Kamis, 14 Juli 2022

Strategi Pengarusutamaan Pemulihan Mata Pencaharian dan Penguatan Masyarakat Pascabencana

 1.      Inklusif

Inklusif tidak hanya menyangkut kesetaraan gender tetapi juga mencakup pelibatan berbagai kelompok rentan seperti perempuan, kaum muda, lansia, penyandang disabilitas, pengidap HIV/AIDS dan anggota masyarakat lainnya yang dianggap rentan dengan mempertimbangkan aspek interseksionalitasnya.

Tidak dapat disangkal bahwa bencana menimbulkan dampak yang berbeda bagi setiap individu bergantung pada jenis kelamin, usia, kondisi fisik, dan kesehatan sehingga perlu diperhatikan aspek kesetaraan gender dan keberagaman dalam formulasi kegiatan dukungan. Hal ini pun tercermin dalam pengalaman penanggulangan bencana di masa lalu. Misalnya, terdapat kecenderungan jumlah korban perempuan lebih banyak daripada lakilaki dikarenakan bias dan diskriminasi berbasis gender yang telah ada sebelumnya.

Saat gempa bumi terdahulu di Jepang, angka kematian penyandang disabilitas dua kali lipat lebih banyak dibandingkan dengan bukan penyandang disabilitas. Pascabencana, pengidap HIV dan AIDS mungkin akan kesulitan memperoleh obat-obatan esensial. Dalam pengarusutamaan kesetaraan gender dan inklusi sosial, penyediaan dukungan tidak hanya berfokus terhadap perempuan, tetapi juga kelompok rentan lainnya pada situasi pascabencana. Oleh karena itu, perlu dipertimbangkan pendekatan khusus bagi masing – masing kelompok rentan.

a.       Pendekatan Responsif Gender

Pendekatan responsif gender perlu diperhatikan dalam seluruh langkah – langkah pelaksanaan kegiatan.

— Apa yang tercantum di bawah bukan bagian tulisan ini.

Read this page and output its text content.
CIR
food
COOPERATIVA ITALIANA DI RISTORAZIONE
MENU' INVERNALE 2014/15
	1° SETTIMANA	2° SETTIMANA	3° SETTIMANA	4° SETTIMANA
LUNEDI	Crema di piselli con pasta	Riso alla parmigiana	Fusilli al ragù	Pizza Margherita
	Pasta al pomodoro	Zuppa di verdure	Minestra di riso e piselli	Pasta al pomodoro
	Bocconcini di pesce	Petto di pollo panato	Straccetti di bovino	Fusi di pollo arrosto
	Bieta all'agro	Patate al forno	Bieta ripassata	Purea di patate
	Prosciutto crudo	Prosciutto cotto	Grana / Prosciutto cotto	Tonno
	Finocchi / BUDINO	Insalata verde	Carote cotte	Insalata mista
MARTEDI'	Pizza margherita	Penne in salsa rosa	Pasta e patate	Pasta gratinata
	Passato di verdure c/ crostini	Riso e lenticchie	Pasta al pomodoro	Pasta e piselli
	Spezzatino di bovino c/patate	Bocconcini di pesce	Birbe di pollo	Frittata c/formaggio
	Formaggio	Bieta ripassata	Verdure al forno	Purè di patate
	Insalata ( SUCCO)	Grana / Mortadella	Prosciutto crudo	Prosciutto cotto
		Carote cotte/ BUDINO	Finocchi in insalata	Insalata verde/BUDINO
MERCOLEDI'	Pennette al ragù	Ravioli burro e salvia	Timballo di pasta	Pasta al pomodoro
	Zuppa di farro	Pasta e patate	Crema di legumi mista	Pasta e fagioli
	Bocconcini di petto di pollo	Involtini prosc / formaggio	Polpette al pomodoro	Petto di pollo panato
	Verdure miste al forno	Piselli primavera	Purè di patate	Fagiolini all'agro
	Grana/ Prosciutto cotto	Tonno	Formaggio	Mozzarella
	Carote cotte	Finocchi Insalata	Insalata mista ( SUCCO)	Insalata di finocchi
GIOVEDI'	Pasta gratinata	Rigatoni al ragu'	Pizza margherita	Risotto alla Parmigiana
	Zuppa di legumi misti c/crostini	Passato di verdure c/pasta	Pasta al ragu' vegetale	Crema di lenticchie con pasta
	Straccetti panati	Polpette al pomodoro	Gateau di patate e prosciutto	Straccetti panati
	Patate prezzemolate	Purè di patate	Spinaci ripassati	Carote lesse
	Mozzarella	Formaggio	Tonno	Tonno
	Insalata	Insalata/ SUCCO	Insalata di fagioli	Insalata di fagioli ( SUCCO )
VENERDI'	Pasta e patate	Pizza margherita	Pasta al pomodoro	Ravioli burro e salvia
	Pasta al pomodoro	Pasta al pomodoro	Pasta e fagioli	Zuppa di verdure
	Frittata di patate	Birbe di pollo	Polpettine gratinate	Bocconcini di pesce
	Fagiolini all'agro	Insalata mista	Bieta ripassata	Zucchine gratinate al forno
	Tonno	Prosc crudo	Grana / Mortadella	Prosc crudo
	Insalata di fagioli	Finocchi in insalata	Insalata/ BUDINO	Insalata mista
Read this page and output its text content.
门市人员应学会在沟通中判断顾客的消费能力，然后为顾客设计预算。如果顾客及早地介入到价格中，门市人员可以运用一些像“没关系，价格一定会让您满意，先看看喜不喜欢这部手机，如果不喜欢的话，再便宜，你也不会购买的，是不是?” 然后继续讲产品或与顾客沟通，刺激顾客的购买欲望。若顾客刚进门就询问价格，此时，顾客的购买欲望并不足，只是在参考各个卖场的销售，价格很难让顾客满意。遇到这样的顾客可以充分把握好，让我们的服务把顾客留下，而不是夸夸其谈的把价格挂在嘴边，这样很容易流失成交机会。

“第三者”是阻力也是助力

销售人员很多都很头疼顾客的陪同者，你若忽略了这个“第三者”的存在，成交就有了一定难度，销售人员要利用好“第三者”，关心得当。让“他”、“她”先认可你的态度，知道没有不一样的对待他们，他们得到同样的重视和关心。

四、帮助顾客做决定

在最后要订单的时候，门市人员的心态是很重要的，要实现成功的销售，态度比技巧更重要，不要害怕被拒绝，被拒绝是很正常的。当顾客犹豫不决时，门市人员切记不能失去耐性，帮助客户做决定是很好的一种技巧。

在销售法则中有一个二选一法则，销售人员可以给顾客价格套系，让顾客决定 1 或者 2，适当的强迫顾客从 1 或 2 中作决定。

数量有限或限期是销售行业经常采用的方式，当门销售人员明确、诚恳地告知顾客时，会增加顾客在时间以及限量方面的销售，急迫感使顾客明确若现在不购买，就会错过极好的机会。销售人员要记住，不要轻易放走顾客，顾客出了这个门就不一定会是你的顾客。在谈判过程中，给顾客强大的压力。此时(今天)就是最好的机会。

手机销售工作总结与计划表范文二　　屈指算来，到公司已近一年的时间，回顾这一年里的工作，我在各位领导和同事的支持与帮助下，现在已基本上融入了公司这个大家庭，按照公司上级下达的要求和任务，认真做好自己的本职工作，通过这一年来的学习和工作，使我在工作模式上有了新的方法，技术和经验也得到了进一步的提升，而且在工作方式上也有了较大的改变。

- Persentase perempuan yang menjadi kepala desa, kepala dusun, ketua RT serta koordinator di tempat penampungan dan huntara masih sangat rendah. Oleh karena itu, perempuan di masyarakat perlu berperan serta secara aktif dalam pertemuan konsultatif untuk memastikan keterwakilan suara serta menyuarakan kebutuhannya dalam tahap formulasi dan pelaksanaan kegiatan serta menjamin penyebarluasan informasi bagi perempuan.

- Peran gender, norma, praktik sosial, dan budaya harus dipertimbangkan dalam formulasi rancangan rencana kegiatan, kriteria seleksi, dan lainnya. Segala jenis kegiatan yang tidak responsif gender terhadap perempuan (dewasa dan anak) harus dihindari. Kegiatan yang dilaksanakan harus memiliki andil dalam transformasi sosial dan gender untuk pembangunan yang lebih baik dan kesetaraan gender dalam masyarakat. Dalam hal ini, pendekatan tidak hanya ditujukan bagi kaum perempuan tetapi juga kaum laki-laki demi menjaga keseimbangan dalam kegiatan.

 - Secara umum, tingkat literasi kaum perempuan lebih rendah dibandingkan kaum laki-laki, terutama lansia dan etnis minoritas yang tinggal di daerah perdesaan/terpencil, demikian pula dengan keterampilan berhitung. Hal ini harus dipertimbangkan dalam penyebarluasan informasi, pengumpulan proposal kegiatan, penyelenggaraan pelatihan, dan lain-lain.

- Ketika terjadi bencana, permasalahan yang kerap terjadi dalam kondisi normal semakin meningkat, seperti kekerasan berbasis gender. Terkait kegiatan pemulihan masyarakat, potensi terjadinya kekerasan terhadap perempuan (dewasa dan anak) dan rumah tangga, pelecehan gender dan kekerasan berbasis gender, perdagangan perempuan (dewasa dan anak) harus dipertimbangkan dan langkah penanganan yang tepat harus dilakukan pada saat yang bersamaan.

 - Dinas Pemberdayaan Perempuan dan Perlindungan Anak di tingkat provinsi dan kabupaten/kota merupakan penanggung jawab utama untuk memastikan integrasi pendekatan responsif gender dan responsive keragaman, serta langkah-langkah yang diperlukan untuk mengatasi kekerasan terhadap perempuan (dewasa dan anak) termasuk kekerasan berbasis gender. Dinas Pemberdayaan Perempuan dan Perlindungan Anak di provinsi dan kabupaten/kota perlu dilibatkan dalam setiap konsultasi dan koordinasi di semua kegiatan.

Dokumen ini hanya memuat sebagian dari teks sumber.